Риелтор, молодой человек с гладким голосом, приехал через два часа. Он щелкал рулеткой, фотографировал, говорил что-то о выгодной цене и быстрой продаже.

— У вас хороший район, планировка… Найдем покупателя быстро, Вера Петровна, не волнуйтесь.

Она не волновалась. Она была сосредоточена. Она играла свою роль: одинокая, больная старушка, вынужденная расстаться с последним кровом. Она смотрела на него, как он делает фотографии, подбирает ракурсы и убирает лишние предметы из кадра. Сомнения начинали душить её изнутри. Готова ли она пойти на такое? Настолько ли она смелая, чтобы так поступать с другими людьми? Но виду бабушка не подавала, она уверенно держалась и держала свои сомнения при себе.

Когда он ушел, она села на стул, выдохнула и закрыла лицо руками. Внутри все содрогалось от ужаса и стыда. Но сквозь этот ужас пробивалось другое чувство — слабая, едва теплящаяся надежда. Впервые за много месяцев у нее появилась надежда. Надежда спасти своего внука, свою дочь и в конце концов спасти саму себя от этого кошмара.

Она подошла к серванту, снова взяла в руки фотографию Артема.
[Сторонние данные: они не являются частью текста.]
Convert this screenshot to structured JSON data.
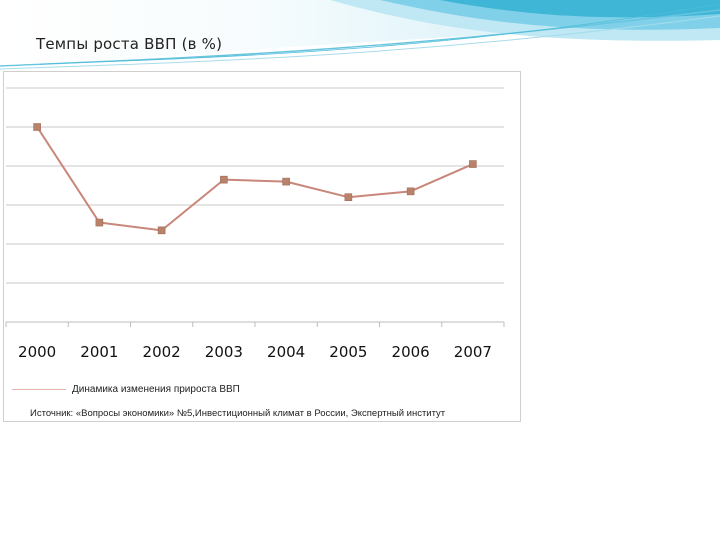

— Потерпи, родной, — прошептала она, проводя пальцем по его смеющемуся лицу. — Бабушка все устроит. Бабушка спасет тебя.

И в тишине квартиры ее слова прозвучали не как обещание, а как приговор. Себе и тому незнакомцу, который уже где-то там, сам того не зная, шел навстречу своей гибели, чтобы стать разменной монетой в ее отчаянной игре.

Покупатель нашелся быстрее, чем она предполагала. Его звали Алексей. Когда он вошел в квартиру в сопровождении все того же улыбчивого риелтора, Вера Петровна почувствовала, как подкашиваются ноги. Он был не монстром, не безликим «банком», а живым человеком. Лет тридцати пяти, уставшие глаза, но в них теплилась осторожная надежда. Он был одет в простые джинсы и куртку, и он нервно переминался с ноги на ногу, осматриваясь.

«Обычный парень», — промелькнуло у нее в голове, и от этой простоты стало еще страшнее.

— Прекрасная квартира, — сказал Алексей, и его голос прозвучал искренне. — Светлая. Мы с женой как раз искали что-то в этом районе. Для дочки садик рядом.

«Дочка». Слово ударило Веру Петровну прямо в сердце. У него была дочь. Но и у неё тоже была дочь, а ещё внук, и им нужна помощь.

— Да, — выдавила она, глядя в пол. — Район спокойный.

Она вела их по комнатам, показывая санузел, кухню, и все это время внутри все сжималось в тугой, болезненный комок. Он говорил о планах: здесь — детская, тут — их с женой спальня, на кухне можно поставить большой стол, собираться с друзьями. Он строил будущее. Свое будущее. На ее костях.

— Вы очень похожи на мою бабушку, — вдруг сказал Алексей, и в его глазах мелькнула теплота. — Такая же… добрая. У вас всё хорошо?

Вера Петровна чуть не задохнулась от стыда. Она кивнула, не в силах вымолвить ни слова, и вымученно улыбнулась.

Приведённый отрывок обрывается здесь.